The new faces — Anthony Gaines, Rapolas Ivanauskas, Aaron Falzon — will be tested right away as the staff tries to hammer out a rotation ahead of conference play, which is less than a month away thanks to a new Big Ten schedule. Competition to fill the roles left by Sanjay Lumpkin and Nate Taphorn brings an intensity to non-conference play.

Ultimately, the veterans will determine how far this team can go. Can Dererk Pardon develop into one of the best big men in the conference? Will Scottie Lindsey continue to step up his offensive repertoire? Can Vic Law defend at an All-Big Ten level while ironing out inconsistencies on the offensive end?

And what can Bryant McIntosh do to cement his legacy as the greatest player in school history?

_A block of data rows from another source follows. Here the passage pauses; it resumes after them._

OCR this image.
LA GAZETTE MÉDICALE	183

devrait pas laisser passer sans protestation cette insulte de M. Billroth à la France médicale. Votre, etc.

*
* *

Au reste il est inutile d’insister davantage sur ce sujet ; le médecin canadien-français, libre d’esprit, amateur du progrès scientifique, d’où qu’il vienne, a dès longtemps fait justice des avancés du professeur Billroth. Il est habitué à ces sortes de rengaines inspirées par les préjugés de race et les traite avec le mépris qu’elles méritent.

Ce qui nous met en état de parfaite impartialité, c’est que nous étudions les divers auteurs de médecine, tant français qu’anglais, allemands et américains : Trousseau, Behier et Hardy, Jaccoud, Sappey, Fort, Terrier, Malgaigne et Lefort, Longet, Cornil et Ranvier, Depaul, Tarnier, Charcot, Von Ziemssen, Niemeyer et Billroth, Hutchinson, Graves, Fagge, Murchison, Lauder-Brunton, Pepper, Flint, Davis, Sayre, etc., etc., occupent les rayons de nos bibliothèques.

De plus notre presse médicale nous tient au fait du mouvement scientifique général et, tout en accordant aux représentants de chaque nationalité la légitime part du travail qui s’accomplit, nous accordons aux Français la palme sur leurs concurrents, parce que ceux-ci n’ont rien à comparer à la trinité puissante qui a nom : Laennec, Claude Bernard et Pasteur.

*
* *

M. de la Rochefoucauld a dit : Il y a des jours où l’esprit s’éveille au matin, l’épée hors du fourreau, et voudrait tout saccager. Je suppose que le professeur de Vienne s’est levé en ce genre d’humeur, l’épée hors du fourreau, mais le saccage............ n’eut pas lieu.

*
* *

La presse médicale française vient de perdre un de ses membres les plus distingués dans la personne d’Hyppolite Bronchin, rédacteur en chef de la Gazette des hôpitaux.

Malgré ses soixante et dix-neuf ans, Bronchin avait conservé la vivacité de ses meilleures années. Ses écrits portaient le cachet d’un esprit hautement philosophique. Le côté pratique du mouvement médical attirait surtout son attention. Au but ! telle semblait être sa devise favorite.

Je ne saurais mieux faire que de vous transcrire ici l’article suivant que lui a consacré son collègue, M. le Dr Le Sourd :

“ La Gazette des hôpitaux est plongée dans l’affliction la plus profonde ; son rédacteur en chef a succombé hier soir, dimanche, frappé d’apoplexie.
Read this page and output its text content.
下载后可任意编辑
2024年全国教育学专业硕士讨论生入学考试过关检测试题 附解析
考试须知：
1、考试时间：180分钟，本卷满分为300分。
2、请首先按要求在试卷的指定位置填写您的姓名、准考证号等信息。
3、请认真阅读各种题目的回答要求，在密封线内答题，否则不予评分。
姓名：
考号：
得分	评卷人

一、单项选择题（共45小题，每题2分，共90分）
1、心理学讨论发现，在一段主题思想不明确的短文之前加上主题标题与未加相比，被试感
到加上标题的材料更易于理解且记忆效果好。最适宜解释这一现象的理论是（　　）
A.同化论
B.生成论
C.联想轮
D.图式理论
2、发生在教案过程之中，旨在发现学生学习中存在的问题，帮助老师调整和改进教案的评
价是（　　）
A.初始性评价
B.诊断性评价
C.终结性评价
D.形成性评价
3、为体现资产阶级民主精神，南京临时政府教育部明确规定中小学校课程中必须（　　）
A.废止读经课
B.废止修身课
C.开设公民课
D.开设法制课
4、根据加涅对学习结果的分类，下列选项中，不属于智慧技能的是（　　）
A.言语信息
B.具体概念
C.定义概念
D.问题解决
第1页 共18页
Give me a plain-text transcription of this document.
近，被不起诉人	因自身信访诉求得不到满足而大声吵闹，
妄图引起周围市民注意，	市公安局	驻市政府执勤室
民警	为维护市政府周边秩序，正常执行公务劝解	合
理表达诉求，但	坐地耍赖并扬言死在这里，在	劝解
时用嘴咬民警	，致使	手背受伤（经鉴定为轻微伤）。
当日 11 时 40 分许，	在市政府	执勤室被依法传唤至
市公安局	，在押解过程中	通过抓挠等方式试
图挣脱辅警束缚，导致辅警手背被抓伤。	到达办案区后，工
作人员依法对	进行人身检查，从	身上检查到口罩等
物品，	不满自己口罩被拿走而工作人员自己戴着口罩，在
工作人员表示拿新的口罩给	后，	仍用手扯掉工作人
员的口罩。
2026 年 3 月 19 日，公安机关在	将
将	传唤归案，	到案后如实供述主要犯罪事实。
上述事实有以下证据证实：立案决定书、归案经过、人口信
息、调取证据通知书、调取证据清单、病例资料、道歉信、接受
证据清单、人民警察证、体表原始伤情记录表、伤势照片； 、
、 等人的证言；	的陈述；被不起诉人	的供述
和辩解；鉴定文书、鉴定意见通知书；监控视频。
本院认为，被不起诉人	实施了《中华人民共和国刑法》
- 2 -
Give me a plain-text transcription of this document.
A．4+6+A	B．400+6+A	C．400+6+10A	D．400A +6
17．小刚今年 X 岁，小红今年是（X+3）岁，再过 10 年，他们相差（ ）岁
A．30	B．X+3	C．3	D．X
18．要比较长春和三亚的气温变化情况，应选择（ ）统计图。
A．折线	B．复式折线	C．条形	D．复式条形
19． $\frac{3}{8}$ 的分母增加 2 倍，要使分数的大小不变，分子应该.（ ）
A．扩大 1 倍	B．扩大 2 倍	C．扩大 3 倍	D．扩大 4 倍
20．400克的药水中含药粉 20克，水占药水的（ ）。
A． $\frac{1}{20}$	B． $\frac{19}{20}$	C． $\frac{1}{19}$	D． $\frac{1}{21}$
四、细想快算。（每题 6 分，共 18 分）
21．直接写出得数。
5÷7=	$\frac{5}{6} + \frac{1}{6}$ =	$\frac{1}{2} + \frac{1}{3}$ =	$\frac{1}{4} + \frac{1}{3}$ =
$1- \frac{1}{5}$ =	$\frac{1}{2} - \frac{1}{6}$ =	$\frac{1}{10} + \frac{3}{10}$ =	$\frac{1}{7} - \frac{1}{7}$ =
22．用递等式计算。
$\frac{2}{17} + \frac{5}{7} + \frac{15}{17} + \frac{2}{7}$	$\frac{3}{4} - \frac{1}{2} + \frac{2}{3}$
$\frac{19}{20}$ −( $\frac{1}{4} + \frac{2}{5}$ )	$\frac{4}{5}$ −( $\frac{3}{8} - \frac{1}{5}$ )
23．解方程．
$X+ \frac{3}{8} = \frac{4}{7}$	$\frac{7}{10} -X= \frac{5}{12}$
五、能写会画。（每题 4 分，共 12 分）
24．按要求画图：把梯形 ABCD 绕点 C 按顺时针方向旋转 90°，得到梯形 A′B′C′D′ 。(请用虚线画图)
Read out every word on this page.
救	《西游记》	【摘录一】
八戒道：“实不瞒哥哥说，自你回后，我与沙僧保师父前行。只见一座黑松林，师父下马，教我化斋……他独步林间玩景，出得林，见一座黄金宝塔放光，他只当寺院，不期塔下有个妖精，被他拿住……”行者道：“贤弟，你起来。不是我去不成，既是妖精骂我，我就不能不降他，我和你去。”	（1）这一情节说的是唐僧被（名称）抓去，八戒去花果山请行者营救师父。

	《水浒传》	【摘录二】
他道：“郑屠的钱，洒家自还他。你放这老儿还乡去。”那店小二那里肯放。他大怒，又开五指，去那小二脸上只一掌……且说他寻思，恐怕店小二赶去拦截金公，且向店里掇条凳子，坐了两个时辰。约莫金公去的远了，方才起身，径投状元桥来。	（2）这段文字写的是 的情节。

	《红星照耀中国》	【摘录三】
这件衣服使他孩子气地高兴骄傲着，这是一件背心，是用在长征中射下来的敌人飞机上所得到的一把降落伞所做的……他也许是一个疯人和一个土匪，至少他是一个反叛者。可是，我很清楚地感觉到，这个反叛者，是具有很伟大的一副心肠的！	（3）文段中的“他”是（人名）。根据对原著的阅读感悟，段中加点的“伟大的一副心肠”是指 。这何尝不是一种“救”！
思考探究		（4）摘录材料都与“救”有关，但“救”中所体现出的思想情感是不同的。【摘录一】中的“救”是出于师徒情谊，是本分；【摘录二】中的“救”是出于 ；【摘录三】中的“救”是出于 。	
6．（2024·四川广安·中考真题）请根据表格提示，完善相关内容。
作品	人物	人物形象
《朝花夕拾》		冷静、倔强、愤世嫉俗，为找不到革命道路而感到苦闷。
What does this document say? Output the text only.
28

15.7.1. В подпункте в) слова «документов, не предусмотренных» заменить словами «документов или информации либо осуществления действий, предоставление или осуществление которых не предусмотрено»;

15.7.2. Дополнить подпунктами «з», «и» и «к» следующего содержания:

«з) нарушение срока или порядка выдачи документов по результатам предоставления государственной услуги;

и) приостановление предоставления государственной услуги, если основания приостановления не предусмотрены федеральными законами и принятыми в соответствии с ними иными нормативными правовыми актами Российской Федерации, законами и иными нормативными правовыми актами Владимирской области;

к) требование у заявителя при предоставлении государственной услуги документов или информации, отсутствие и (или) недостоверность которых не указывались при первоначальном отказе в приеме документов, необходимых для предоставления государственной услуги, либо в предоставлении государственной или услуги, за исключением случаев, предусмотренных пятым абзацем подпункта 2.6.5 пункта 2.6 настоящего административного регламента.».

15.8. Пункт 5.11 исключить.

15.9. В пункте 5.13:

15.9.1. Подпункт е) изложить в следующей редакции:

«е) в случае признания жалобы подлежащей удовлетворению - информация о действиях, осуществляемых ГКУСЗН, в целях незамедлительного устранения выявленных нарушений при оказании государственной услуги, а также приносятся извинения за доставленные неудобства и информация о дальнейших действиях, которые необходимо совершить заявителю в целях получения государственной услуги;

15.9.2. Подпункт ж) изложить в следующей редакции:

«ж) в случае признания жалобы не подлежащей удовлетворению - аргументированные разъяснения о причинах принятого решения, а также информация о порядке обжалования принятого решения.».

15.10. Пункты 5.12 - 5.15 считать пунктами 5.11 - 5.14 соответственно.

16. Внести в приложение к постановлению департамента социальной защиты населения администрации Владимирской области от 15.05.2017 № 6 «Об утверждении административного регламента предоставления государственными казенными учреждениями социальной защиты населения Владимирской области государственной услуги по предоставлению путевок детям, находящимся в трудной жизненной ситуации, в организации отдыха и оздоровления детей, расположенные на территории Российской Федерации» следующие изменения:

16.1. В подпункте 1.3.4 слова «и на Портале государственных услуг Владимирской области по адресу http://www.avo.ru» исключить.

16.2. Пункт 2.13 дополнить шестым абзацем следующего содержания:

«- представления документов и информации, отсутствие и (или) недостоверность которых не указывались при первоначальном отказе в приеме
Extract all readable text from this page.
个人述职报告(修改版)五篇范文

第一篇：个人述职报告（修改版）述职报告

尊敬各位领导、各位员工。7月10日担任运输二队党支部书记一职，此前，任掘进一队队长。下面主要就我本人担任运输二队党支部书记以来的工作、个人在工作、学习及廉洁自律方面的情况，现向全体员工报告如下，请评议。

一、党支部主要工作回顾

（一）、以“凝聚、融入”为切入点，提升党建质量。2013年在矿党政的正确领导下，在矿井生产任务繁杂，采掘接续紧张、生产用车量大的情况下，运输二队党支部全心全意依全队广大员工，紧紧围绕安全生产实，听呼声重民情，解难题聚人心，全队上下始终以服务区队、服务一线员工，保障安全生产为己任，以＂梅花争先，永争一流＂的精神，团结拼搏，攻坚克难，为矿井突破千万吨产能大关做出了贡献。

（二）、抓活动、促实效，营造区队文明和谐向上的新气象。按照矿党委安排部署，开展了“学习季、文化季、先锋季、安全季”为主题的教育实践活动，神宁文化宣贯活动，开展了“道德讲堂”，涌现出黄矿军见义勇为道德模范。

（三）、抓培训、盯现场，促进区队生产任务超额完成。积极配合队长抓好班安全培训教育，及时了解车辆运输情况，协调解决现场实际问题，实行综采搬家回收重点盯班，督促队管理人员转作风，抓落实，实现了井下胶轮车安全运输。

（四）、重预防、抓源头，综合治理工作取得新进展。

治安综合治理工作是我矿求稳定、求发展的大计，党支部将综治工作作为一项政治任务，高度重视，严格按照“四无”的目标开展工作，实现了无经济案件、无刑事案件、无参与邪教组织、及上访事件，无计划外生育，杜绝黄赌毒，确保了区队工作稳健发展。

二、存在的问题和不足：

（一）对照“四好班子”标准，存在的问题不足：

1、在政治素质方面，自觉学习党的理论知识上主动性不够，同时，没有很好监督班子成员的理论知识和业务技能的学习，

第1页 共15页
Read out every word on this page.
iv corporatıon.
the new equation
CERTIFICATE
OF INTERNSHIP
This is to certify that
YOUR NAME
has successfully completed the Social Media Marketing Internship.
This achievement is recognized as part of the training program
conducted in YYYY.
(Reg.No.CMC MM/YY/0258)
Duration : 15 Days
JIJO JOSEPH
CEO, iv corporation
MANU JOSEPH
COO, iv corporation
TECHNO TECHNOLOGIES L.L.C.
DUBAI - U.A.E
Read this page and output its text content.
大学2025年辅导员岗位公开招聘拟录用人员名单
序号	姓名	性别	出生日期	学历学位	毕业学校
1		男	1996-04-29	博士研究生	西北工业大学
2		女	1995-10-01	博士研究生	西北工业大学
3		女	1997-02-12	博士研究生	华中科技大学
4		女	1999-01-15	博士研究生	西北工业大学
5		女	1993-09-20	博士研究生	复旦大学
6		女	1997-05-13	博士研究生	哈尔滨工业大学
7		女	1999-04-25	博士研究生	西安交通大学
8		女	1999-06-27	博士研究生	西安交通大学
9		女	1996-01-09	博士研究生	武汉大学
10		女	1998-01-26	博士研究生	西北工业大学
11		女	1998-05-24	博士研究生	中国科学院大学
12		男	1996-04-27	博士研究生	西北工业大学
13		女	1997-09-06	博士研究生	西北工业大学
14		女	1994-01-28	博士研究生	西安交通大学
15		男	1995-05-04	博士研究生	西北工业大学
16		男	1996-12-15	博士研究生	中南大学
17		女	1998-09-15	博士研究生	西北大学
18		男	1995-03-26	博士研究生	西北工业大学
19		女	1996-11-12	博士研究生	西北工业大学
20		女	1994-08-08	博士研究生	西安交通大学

He embodies the program’s transition as well as anyone, struggling through the trying 2014-15 season and breaking out on a national stage as the Wildcats shone late last year. McIntosh has learned from the lows of the Collins era, and now he has the chance to lead Northwestern to new heights, and sustained relevance. He’s still hungry.

“I think if you don't have high expectations for yourself before the media and everybody else, you're not really doing anything,” McIntosh said. “You're not preparing for the season in the right way, and you're not going about things the right way.”

There is a new rock to break down this season. For Collins, the real objectives — “Duke of the Midwest,” staying power, a championship — are still out there.

“Now we have to realize, we gotta start it all over again,” Collins said. “We have our scrapbooks, we have our pictures, we can break them out as we get older and talk about 2017 and what it meant, but right now, it's about a new season [with] new goals and new aspirations and I think we are all excited to get started.”